A powerful new film defends the practice of whaling

Mike Day’s documentary The Island and the Whales examines a community on the brink of collapse.

Words

Sarah Bradbury

“In the North Atlantic Ocean between Iceland and Scotland lie the Faroe Islands. Home to 48,000 descendants of vikings, this small nation has always relied on the seas for its livelihood.” After these introductory lines, Mike Day’s documentary cuts to stunning panoramic shots of the remote Faroe Islands, then to sea waters running red with whale blood in the aftermath of the one of the Faroese’ oldest traditions – the whale hunt. Silent of commentary, these images, as those throughout his film, are presented without judgement but left to speak for themselves.

Director Day first heard of the Islanders’ whaling practices as many others had – campaign emails circulating the media-fed scandal of whales being slaughtered for sport or rite of passage on a faraway island, a barbarity from a backward people that ought to be stopped. Through 53 weeks of shooting over four years, Day sought to uncover the true story behind the headlines. Gaining insight was not easily won:

“We drank a lot of schnapps with them,” Day explains with a smile. “And got to know them. We went on the hunt, we went down the cliffs with ropes wrapped around our waists in the middle of the night, spent hours on ledges while they hunted for the seabirds.” Through painstaking patience and tenacity, including falling halfway down a cliff filming the seabird hunts (“I think we earned our stripes that day”), Day and his team were able to gain the trust of the community. And demonstrate their agenda was not that of activists that had gone before them – almost comically brought to life by the arrival of Pamela Anderson on an expensive speedboat to make a woefully misplaced protest – but rather present their reality in all its detail and nuance.

“I think there’s an easy hypocrisy to come to stories in far away places with a very preconceptive view of it,” the director told me. “I mean we kill so many animals. We don’t see the blood, it goes out a pipeline in an abattoir. So unless you’re vegan, you’re involved in the blood and the slaughter of animals. There, they are putting the meat on the table with their own hands and they’re much more connected to the process. There’s connection we don’t have with nature.”

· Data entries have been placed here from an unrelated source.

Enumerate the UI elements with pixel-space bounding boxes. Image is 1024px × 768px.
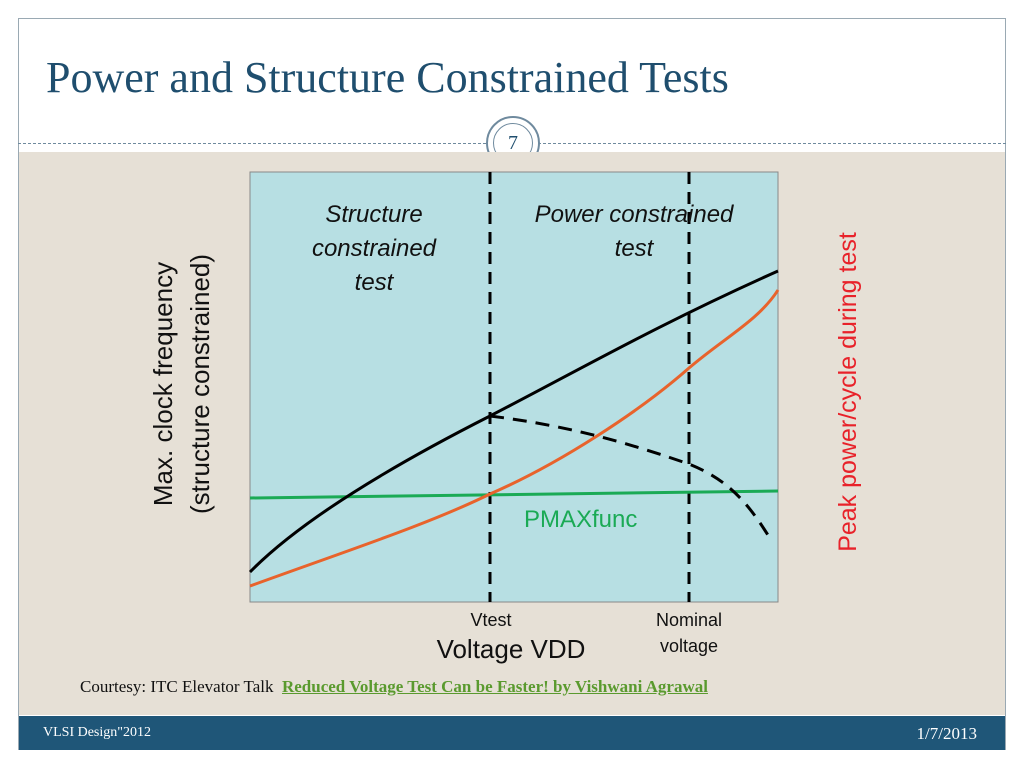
left-axis-label-1: Max. clock frequency xyxy=(148,262,178,506)
courtesy-link[interactable]: Reduced Voltage Test Can be Faster! by V… xyxy=(281,677,708,696)
structure-region-label-1: Structure xyxy=(325,201,422,228)
right-axis-label: Peak power/cycle during test xyxy=(834,232,862,552)
peak-power-curve xyxy=(249,289,780,588)
nominal-tick-label-1: Nominal xyxy=(656,610,722,630)
courtesy-prefix: Courtesy: ITC Elevator Talk xyxy=(80,677,274,696)
vtest-tick-label: Vtest xyxy=(470,610,511,630)
pmax-func-label: PMAXfunc xyxy=(524,506,637,533)
structure-region-label-2: constrained xyxy=(312,235,437,262)
footer-bar: VLSI Design"2012 1/7/2013 xyxy=(19,716,1005,750)
pmax-func-line xyxy=(249,489,779,500)
slide-title: Power and Structure Constrained Tests xyxy=(46,53,729,102)
frequency-extrapolation-curve xyxy=(489,414,773,541)
voltage-frequency-diagram: Structure constrained test Power constra… xyxy=(148,171,862,664)
structure-region-label-3: test xyxy=(355,269,395,296)
nominal-tick-label-2: voltage xyxy=(660,636,718,656)
courtesy-line: Courtesy: ITC Elevator Talk Reduced Volt… xyxy=(80,677,708,697)
left-axis-label-2: (structure constrained) xyxy=(185,254,215,514)
footer-conference: VLSI Design"2012 xyxy=(43,725,151,740)
power-region-label-2: test xyxy=(615,235,655,262)
content-area: Structure constrained test Power constra… xyxy=(19,152,1005,715)
x-axis-label: Voltage VDD xyxy=(437,634,586,664)
power-region-label-1: Power constrained xyxy=(535,201,734,228)
footer-date: 1/7/2013 xyxy=(916,724,977,743)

In particular, being able to capture the whale hunt itself in vivid detail, from the rush of the whole community onto the beaches, to spears plunging, tails thrashing, faces being splattered with blood, chunks of whale meat being carted off in wheelbarrows, was a privilege not previously granted: “On that hunt, well no foreigner had ever been allowed on it before. So to be able to see it is one thing, but to able to capture it on film was really a humbling experience.”

The result is a fascinating piece of cinema, taking the viewer on a journey Day himself experienced to understand the way of life of this unique community from its epic landscapes to intimate familial moments around the dinner table, in a setting the director describes as a “cinematic microcosm” but where the frontline story is its people.

And we discover, as he did, that heart of the matter is less the slaughter of animals we consider should be protected but rather that human activity has so heavily polluted the oceans that pilot whale meat has become toxic for the Faroese to eat, with the life-long research of Professor Pal Weihe showing dangerous levels of mercury causing damaging effects on the brain: “It’s really a tale about them coming to terms with the environmental damage that we’ve done and having to reconcile their old traditional ways of life with modern life that they now lead,” Day reflects.

“They’re not going to stop killing the whales more than we’re going to stop killing pigs because someone from the Middle East thinks we shouldn’t eat pigs. Nothing was going to happen with that approach in my opinion. I wanted to look at the bigger story that really should unite both sides and actually has. Anti-whaling organisations and whalers alike should all be campaigning for these seas to be cleaner, the toxicity of the whales should be something that disturbs us all. Because it’s not just the whales, it’s everything in the sea that’s being polluted by us, by burning coal, by gold mining. Totally unnecessary things.”

Echoing the documentary’s recurring references to the Huldufolk, Farose mythical people who would warn the community to stay in equilibrium with nature, the film is less a spotlight on a tradition, but an exquisitely-wrought warning to the world of the devastating impact of human activity: “It’s a tragic tale really but one with a happy ending if people react and listen to the messages that were coming from the natural world and from the islanders and from the whales.”